If you want to really understand how ahead-of-her-time Baker Miller was, check out the following quote. It’s insane how accurate it is in describing our current social landscape, despite the fact that she wrote it in 1976:
Practically everyone now bemoans Western man's sense of alienation, lack of community, and inability to find ways of organizing society for human ends. We have reached the end of the road that is built on the set of traits held out for male identity-advance at any cost, pay any price, drive out all competitors, and kill them if necessary…
…It now seems clear we have arrived at a point from which we must seek a basis of faith in connection—and not only faith but recognition that it is a requirement for the existence of human beings. The basis for what seem the absolutely essential next steps in Western history if we are to survive is already available.
I mean, come on. JBM was cooking.
But Jean and her crew weren’t happy to just point out how messed up things were. They helpfully outlined the kind of relationships that were most likely to foster growth. They found that these mutually growth-fostering relationships had some key traits in common, what Jean called the “five good things.”
A sense of zest
Clarity about oneself, the other and the relationship
A sense of personal worth
The capacity to be creative and productive
The desire for more connection
The moment I read that list, I thought to myself — that’s the stuff. That’s something I could spend the rest of my life reading about and trying to figure out.
Because that list doesn’t just describe the best kinds of relationships. It describes the best kinds of environments where people do anything.

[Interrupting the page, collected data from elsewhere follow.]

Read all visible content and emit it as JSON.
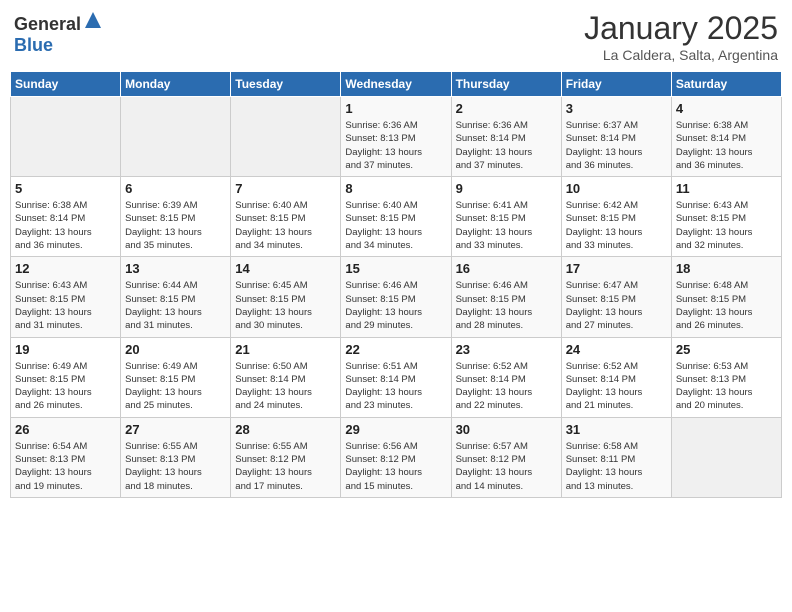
{
  "header": {
    "logo_general": "General",
    "logo_blue": "Blue",
    "month_year": "January 2025",
    "location": "La Caldera, Salta, Argentina"
  },
  "days_of_week": [
    "Sunday",
    "Monday",
    "Tuesday",
    "Wednesday",
    "Thursday",
    "Friday",
    "Saturday"
  ],
  "weeks": [
    {
      "cells": [
        {
          "num": "",
          "info": ""
        },
        {
          "num": "",
          "info": ""
        },
        {
          "num": "",
          "info": ""
        },
        {
          "num": "1",
          "info": "Sunrise: 6:36 AM\nSunset: 8:13 PM\nDaylight: 13 hours\nand 37 minutes."
        },
        {
          "num": "2",
          "info": "Sunrise: 6:36 AM\nSunset: 8:14 PM\nDaylight: 13 hours\nand 37 minutes."
        },
        {
          "num": "3",
          "info": "Sunrise: 6:37 AM\nSunset: 8:14 PM\nDaylight: 13 hours\nand 36 minutes."
        },
        {
          "num": "4",
          "info": "Sunrise: 6:38 AM\nSunset: 8:14 PM\nDaylight: 13 hours\nand 36 minutes."
        }
      ]
    },
    {
      "cells": [
        {
          "num": "5",
          "info": "Sunrise: 6:38 AM\nSunset: 8:14 PM\nDaylight: 13 hours\nand 36 minutes."
        },
        {
          "num": "6",
          "info": "Sunrise: 6:39 AM\nSunset: 8:15 PM\nDaylight: 13 hours\nand 35 minutes."
        },
        {
          "num": "7",
          "info": "Sunrise: 6:40 AM\nSunset: 8:15 PM\nDaylight: 13 hours\nand 34 minutes."
        },
        {
          "num": "8",
          "info": "Sunrise: 6:40 AM\nSunset: 8:15 PM\nDaylight: 13 hours\nand 34 minutes."
        },
        {
          "num": "9",
          "info": "Sunrise: 6:41 AM\nSunset: 8:15 PM\nDaylight: 13 hours\nand 33 minutes."
        },
        {
          "num": "10",
          "info": "Sunrise: 6:42 AM\nSunset: 8:15 PM\nDaylight: 13 hours\nand 33 minutes."
        },
        {
          "num": "11",
          "info": "Sunrise: 6:43 AM\nSunset: 8:15 PM\nDaylight: 13 hours\nand 32 minutes."
        }
      ]
    },
    {
      "cells": [
        {
          "num": "12",
          "info": "Sunrise: 6:43 AM\nSunset: 8:15 PM\nDaylight: 13 hours\nand 31 minutes."
        },
        {
          "num": "13",
          "info": "Sunrise: 6:44 AM\nSunset: 8:15 PM\nDaylight: 13 hours\nand 31 minutes."
        },
        {
          "num": "14",
          "info": "Sunrise: 6:45 AM\nSunset: 8:15 PM\nDaylight: 13 hours\nand 30 minutes."
        },
        {
          "num": "15",
          "info": "Sunrise: 6:46 AM\nSunset: 8:15 PM\nDaylight: 13 hours\nand 29 minutes."
        },
        {
          "num": "16",
          "info": "Sunrise: 6:46 AM\nSunset: 8:15 PM\nDaylight: 13 hours\nand 28 minutes."
        },
        {
          "num": "17",
          "info": "Sunrise: 6:47 AM\nSunset: 8:15 PM\nDaylight: 13 hours\nand 27 minutes."
        },
        {
          "num": "18",
          "info": "Sunrise: 6:48 AM\nSunset: 8:15 PM\nDaylight: 13 hours\nand 26 minutes."
        }
      ]
    },
    {
      "cells": [
        {
          "num": "19",
          "info": "Sunrise: 6:49 AM\nSunset: 8:15 PM\nDaylight: 13 hours\nand 26 minutes."
        },
        {
          "num": "20",
          "info": "Sunrise: 6:49 AM\nSunset: 8:15 PM\nDaylight: 13 hours\nand 25 minutes."
        },
        {
          "num": "21",
          "info": "Sunrise: 6:50 AM\nSunset: 8:14 PM\nDaylight: 13 hours\nand 24 minutes."
        },
        {
          "num": "22",
          "info": "Sunrise: 6:51 AM\nSunset: 8:14 PM\nDaylight: 13 hours\nand 23 minutes."
        },
        {
          "num": "23",
          "info": "Sunrise: 6:52 AM\nSunset: 8:14 PM\nDaylight: 13 hours\nand 22 minutes."
        },
        {
          "num": "24",
          "info": "Sunrise: 6:52 AM\nSunset: 8:14 PM\nDaylight: 13 hours\nand 21 minutes."
        },
        {
          "num": "25",
          "info": "Sunrise: 6:53 AM\nSunset: 8:13 PM\nDaylight: 13 hours\nand 20 minutes."
        }
      ]
    },
    {
      "cells": [
        {
          "num": "26",
          "info": "Sunrise: 6:54 AM\nSunset: 8:13 PM\nDaylight: 13 hours\nand 19 minutes."
        },
        {
          "num": "27",
          "info": "Sunrise: 6:55 AM\nSunset: 8:13 PM\nDaylight: 13 hours\nand 18 minutes."
        },
        {
          "num": "28",
          "info": "Sunrise: 6:55 AM\nSunset: 8:12 PM\nDaylight: 13 hours\nand 17 minutes."
        },
        {
          "num": "29",
          "info": "Sunrise: 6:56 AM\nSunset: 8:12 PM\nDaylight: 13 hours\nand 15 minutes."
        },
        {
          "num": "30",
          "info": "Sunrise: 6:57 AM\nSunset: 8:12 PM\nDaylight: 13 hours\nand 14 minutes."
        },
        {
          "num": "31",
          "info": "Sunrise: 6:58 AM\nSunset: 8:11 PM\nDaylight: 13 hours\nand 13 minutes."
        },
        {
          "num": "",
          "info": ""
        }
      ]
    }
  ]
}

Imagine that list describing, say, a classroom:
A sense of zest
Clarity about oneself, the other and the relationship
A sense of personal worth
The capacity to be creative and productive
The desire for more connection
That looks like a description of the perfect classroom.
What about a work setting? Say you’re a manager or team leader, and you’re looking for a list of ways you can make your workplace a happier, more productive place to work together:
A sense of zest
Clarity about oneself, the other and the relationship
A sense of personal worth
The capacity to be creative and productive
The desire for more connection
If you haven’t noticed, I’m obsessed with the “five things.”
And so I’m following the obsession. I want to understand that list. I want to apply that list places where it hasn’t been applied yet. I want to be that list. If someone said I bring a “sense of zest” to any setting, then that’s about the highest praise I could possibly get. Is “zest” an extremely old-timey word? Sure. Call it “hype” if you want. Or “vibez.” I don’t care.
The point is, relationships aren’t what we need. In a sense, they’re what we are. So that’s what I want to understand.
It’s what the alien in my dream last night would want.